🤖 AI Summary
This work addresses the empirically observed phenomenon that weights in nonlinear multilayer perceptrons (MLPs) often evolve within a low-dimensional subspace during training, despite the lack of theoretical understanding. We provide the first precise characterization of this low-rank dynamics, proving that under smooth activation functions and gradient descent, the weight trajectories remain confined to an invariant low-dimensional subspace determined by initialization. By integrating dynamical systems theory, gradient flow analysis, and low-rank matrix approximation, we uncover the structure and emergence mechanism of this subspace and leverage these insights to design a low-rank parameterization scheme. Experiments across multiple classification tasks demonstrate that low-rank MLPs initialized within this subspace achieve performance comparable to their full-parameter counterparts, confirming the generalizability and practical relevance of our theoretical findings.
📝 Abstract
Recent empirical evidence has demonstrated that the training dynamics of large-scale deep neural networks occur within low-dimensional subspaces.
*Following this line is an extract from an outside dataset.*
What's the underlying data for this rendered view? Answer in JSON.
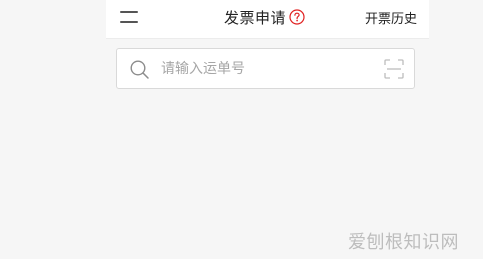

While this has inspired new research into low-rank training, compression, and adaptation, theoretical justification for these dynamics in nonlinear networks remains limited. %compared to deep linear settings. To address this gap, this paper analyzes the learning dynamics of multi-layer perceptrons (MLPs) under gradient descent (GD). We demonstrate that the weight dynamics concentrate within invariant low-dimensional subspaces throughout training. Theoretically, we precisely characterize these invariant subspaces for two-layer networks with smooth nonlinear activations, providing insight into their emergence. Experimentally, we validate that this phenomenon extends beyond our theoretical assumptions. Leveraging these insights, we empirically show there exists a low-rank MLP parameterization that, when initialized within the appropriate subspaces, matches the classification performance of fully-parameterized counterparts on a variety of classification tasks.